Blood Brother
Most of you probably don’t know this about me, but this weekend marks 10 years since my younger brother Taylor passed away in a freak accident during a service trip to Mexico. He was 16 at the time. I was a month away from my freshman year of college. I rarely talk about this with people because honestly I don’t really know how and it’s also just not an experience anyone really enjoys re-living.
That being said, ten years from the day seems as good a time as any to share a quick reflection on life & loss & existence that has been floating around in my mind this weekend.
Even in high school, Taylor was an amazing musician, and a wildly talented songwriter. I’ll put a link to some of his songs in the comments. His voice was raw, untrained, and angelic. He could make it soar, and he often did. Untimely death wasn’t the only thing he had in common with Jeff Buckley, whose version of “Hallelujah” became sort of a theme song to his life only after his all-time-favorite song “Blackbird,” which he eventually added his own verses to.
One of the most specifically painful things about losing my brother has been the profound sadness I feel for the songs that disappeared with him on that blue-sky day in July of 2007. The ones he had yet to write. The ones that only he could write. The gorgeous, lilting, untapped melodies that were swirling around somewhere in the ether of his beautiful mind. As long as humanity exists here on this planet, no person will ever find Taylor’s un-sung melodies. No one will ever again have access to that world. What an unspeakable tragedy. I have not even the slightest doubt that many of you would know & love his songs if he had even a few more years here to share them. Sometimes it’s all I can think about at a concert. He should be on that stage, some stage, headlining a festival, his shy charisma casting a spell on some audience, somewhere……
Where can I hear those songs? Where are they hiding? Only in dreams?
That musical world of his wasn’t the only one I felt crumble as my family booked a panicked, emergency flight to Mexico, a tiny lingering hope that he might be okay. It was also an entire future that permanently dismantled itself in that instant. I would never be an Uncle. I would never go to my brother’s wedding. Meet his wife’s family. Collaborate on musical projects. Reminisce as adults in each other’s Homes or take a road trip out West or watch our kids play together as we shared ideas and excitement for the future. Each one of those things, a world that was ripped away from me. These are the strands of infinite possibility we so often take for granted that extend invisibly outwards from all of the relationships in our lives.
When you look into the eyes of any person close to you, there is a vast, hidden, sacred world there, breathing between the two of you—a world with its own languages and its own histories, dreams, and infinite possibilities for the future.
And when someone close to you dies, that entire world disappears in an instant. The past, present, and future all crumble into something tragic, unrecognizable, and irreplaceable. And the cold, hard truth is that you can never, ever recreate it. There is no replacement. That world is just gone. It’s never coming back.

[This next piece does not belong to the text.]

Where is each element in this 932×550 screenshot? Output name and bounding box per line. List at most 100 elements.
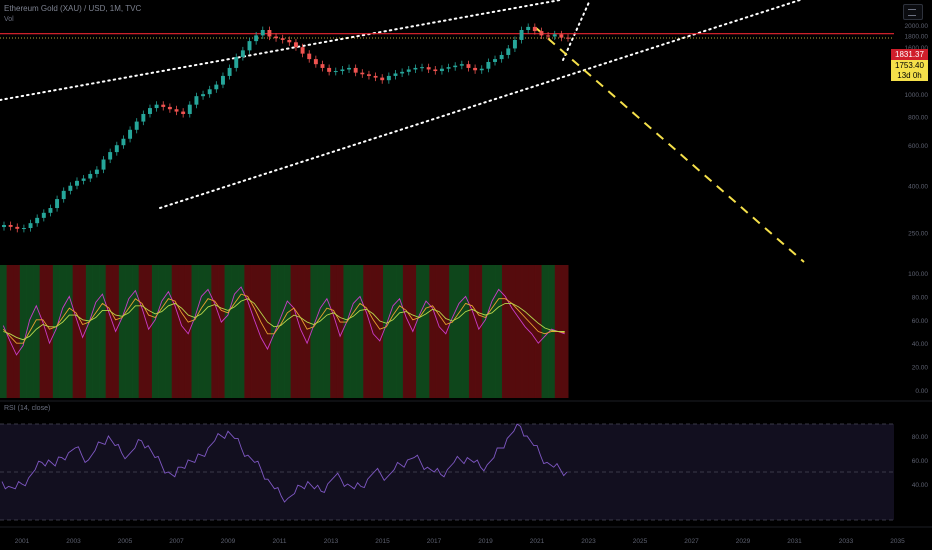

Remember to appreciate those secret worlds you share with other people. They are so, so special and so, so fragile. Make the most of them! Nurture them, explore them, walk around in them with wide eyes and glowing hearts. Cherish what a miracle it is to walk towards the future in them, in whatever direction you please. Be aware of that beautiful web you’re weaving and sometimes pause to look back upon it, quietly shimmering there, a little relic in the universe, a singular monument to the stunning beauty and impossible intricacy of human relationships. What a gift.
And at the same time, remember that there are vast, infinite worlds inside of YOU, waiting to be discovered and shared. Poems and essays that only YOU can write. Paintings and colors that only YOU can conceive of. Songs and melodies that only YOU can tap into—timeless incantations that the countless billions of people on this earth will never again stumble upon in the history of Time. Don’t leave this planet with your songs and photos and poems still inside of you. Other people want to hear them--especially the people you love! And just like Taylor is the only person who could have written his songs, you are the only person who can write yours.
Only you. You special creature…..
Much love to my brother’s soul, singing songs somewhere out in the cosmos—and much love to all of you here on this achingly beautiful, impossibly miraculous little planet spinning through space that we call “Home.” You’ll return to stardust too someday. What a gift to be human. Try to make the most of it.